ATP-Fueled Nanoparticles Enable Self-Erasing Security Labels

Chemical fuel-driven non-equilibrium systems are prevalent in nature, such as in the development of cytoskeletal networks. To mimic these natural systems, researchers have used synthetic molecules as building blocks for non-equilibrium self-assembled systems. However, the number of synthetic molecules available for non-equilibrium systems remains limited, and their preparation can be costly and time-consuming.

Yunfeng Li, Jilin University, P. R. China, and colleagues have developed an adenosine triphosphate (ATP)-driven non-equilibrium self-assembly system based on chitosan derivatives that enabled the creation of self-erasing patterns for communication security in a spatiotemporally programmable manner.

To construct the non-equilibrium self-assembly system, the team used natural polymers, chitosan derivatives, as building blocks, which are low cost and abundant sources (pictured below). Lactobionic acid (LA) and hydroxy (polyethylene glycol) carboxylic acid (PEG-COOH) were used to chemically modify chitosan to make it soluble in water. ATP was used as the chemical fuel and ATP hydrolase, potato apyrase, was used as the fuel-consuming molecule.

As the potato apyrase gradually hydrolyzes ATP, the nanoparticles are gradually degraded and eventually the whole system is restored to its original state. By constantly replenishing ATP, the non-equilibrium self-assembly of nanoparticles can be carried out through successive cycles. The researchers were able to obtain at least 23 cycles of non-equilibrium self-assembly of polymer nanoparticles by refueling the system with ATP. The lifetimes of the transient nanoparticles were controlled by adjusting the concentrations of the components, ranging from several minutes to hundreds of minutes.

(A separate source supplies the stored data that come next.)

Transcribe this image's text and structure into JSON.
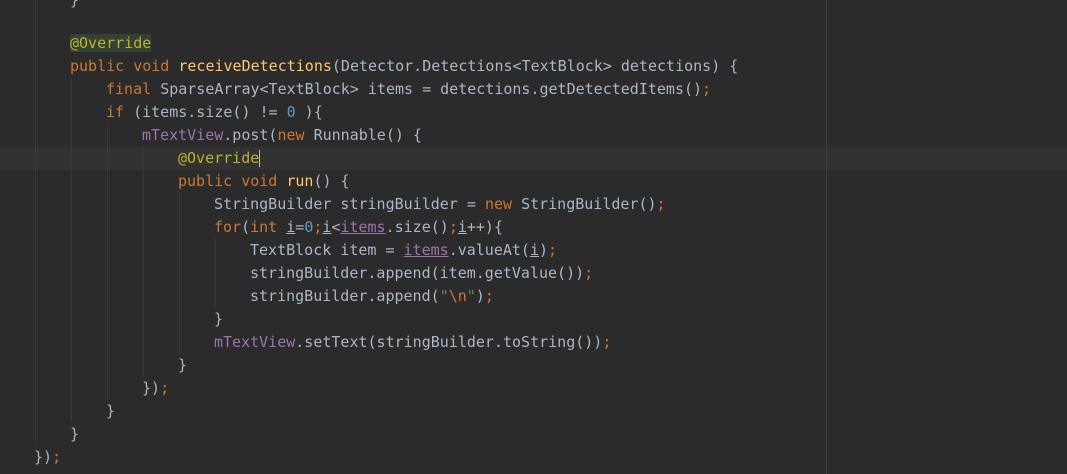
{
  "lines": [
    [
      {
        "t": "}",
        "c": "txt"
      }
    ],
    [
      {
        "t": "@Override",
        "c": "ann-hl"
      }
    ],
    [
      {
        "t": "public ",
        "c": "kw"
      },
      {
        "t": "void ",
        "c": "kw"
      },
      {
        "t": "receiveDetections",
        "c": "mth"
      },
      {
        "t": "(Detector.Detections<TextBlock> detections) {",
        "c": "txt"
      }
    ],
    [
      {
        "t": "final ",
        "c": "kw"
      },
      {
        "t": "SparseArray<TextBlock> items = detections.getDetectedItems()",
        "c": "txt"
      },
      {
        "t": ";",
        "c": "kw"
      }
    ],
    [
      {
        "t": "if ",
        "c": "kw"
      },
      {
        "t": "(items.size() != ",
        "c": "txt"
      },
      {
        "t": "0",
        "c": "num"
      },
      {
        "t": " ){",
        "c": "txt"
      }
    ],
    [
      {
        "t": "mTextView",
        "c": "fld"
      },
      {
        "t": ".post(",
        "c": "txt"
      },
      {
        "t": "new ",
        "c": "kw"
      },
      {
        "t": "Runnable() {",
        "c": "txt"
      }
    ],
    [
      {
        "t": "@Override",
        "c": "ann"
      }
    ],
    [
      {
        "t": "public ",
        "c": "kw"
      },
      {
        "t": "void ",
        "c": "kw"
      },
      {
        "t": "run",
        "c": "mth"
      },
      {
        "t": "() {",
        "c": "txt"
      }
    ],
    [
      {
        "t": "StringBuilder stringBuilder = ",
        "c": "txt"
      },
      {
        "t": "new ",
        "c": "kw"
      },
      {
        "t": "StringBuilder()",
        "c": "txt"
      },
      {
        "t": ";",
        "c": "kw"
      }
    ],
    [
      {
        "t": "for",
        "c": "kw"
      },
      {
        "t": "(",
        "c": "txt"
      },
      {
        "t": "int ",
        "c": "kw"
      },
      {
        "t": "i",
        "c": "und"
      },
      {
        "t": "=",
        "c": "txt"
      },
      {
        "t": "0",
        "c": "num"
      },
      {
        "t": ";",
        "c": "kw"
      },
      {
        "t": "i",
        "c": "und"
      },
      {
        "t": "<",
        "c": "txt"
      },
      {
        "t": "items",
        "c": "und-fld"
      },
      {
        "t": ".size()",
        "c": "txt"
      },
      {
        "t": ";",
        "c": "kw"
      },
      {
        "t": "i",
        "c": "und"
      },
      {
        "t": "++){",
        "c": "txt"
      }
    ],
    [
      {
        "t": "TextBlock item = ",
        "c": "txt"
      },
      {
        "t": "items",
        "c": "und-fld"
      },
      {
        "t": ".valueAt(",
        "c": "txt"
      },
      {
        "t": "i",
        "c": "und"
      },
      {
        "t": ")",
        "c": "txt"
      },
      {
        "t": ";",
        "c": "kw"
      }
    ],
    [
      {
        "t": "stringBuilder.append(item.getValue())",
        "c": "txt"
      },
      {
        "t": ";",
        "c": "kw"
      }
    ],
    [
      {
        "t": "stringBuilder.append(",
        "c": "txt"
      },
      {
        "t": "\"",
        "c": "str"
      },
      {
        "t": "\\n",
        "c": "esc"
      },
      {
        "t": "\"",
        "c": "str"
      },
      {
        "t": ")",
        "c": "txt"
      },
      {
        "t": ";",
        "c": "kw"
      }
    ],
    [
      {
        "t": "}",
        "c": "txt"
      }
    ],
    [
      {
        "t": "mTextView",
        "c": "fld"
      },
      {
        "t": ".setText(stringBuilder.toString())",
        "c": "txt"
      },
      {
        "t": ";",
        "c": "kw"
      }
    ],
    [
      {
        "t": "}",
        "c": "txt"
      }
    ],
    [
      {
        "t": "})",
        "c": "txt"
      },
      {
        "t": ";",
        "c": "kw"
      }
    ],
    [
      {
        "t": "}",
        "c": "txt"
      }
    ],
    [
      {
        "t": "}",
        "c": "txt"
      }
    ],
    [
      {
        "t": "})",
        "c": "txt"
      },
      {
        "t": ";",
        "c": "kw"
      }
    ]
  ]
}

The formation and disappearance of the transient nanoparticles led to a sharp change in the turbidity of the solution. By integrating the non-equilibrium self-assembly system into a polyacrylamide hydrogel, the researchers achieved self-erasable patterns for communication security. They achieved time-encoded security labels with self-erasing and rewritable functions by adjusting the opaqueness time of the self-erasing material. They pre-programmed patterns corresponding to the International Morse code in the hydrogel to achieve further encryption of information in a spatiotemporally programmable manner.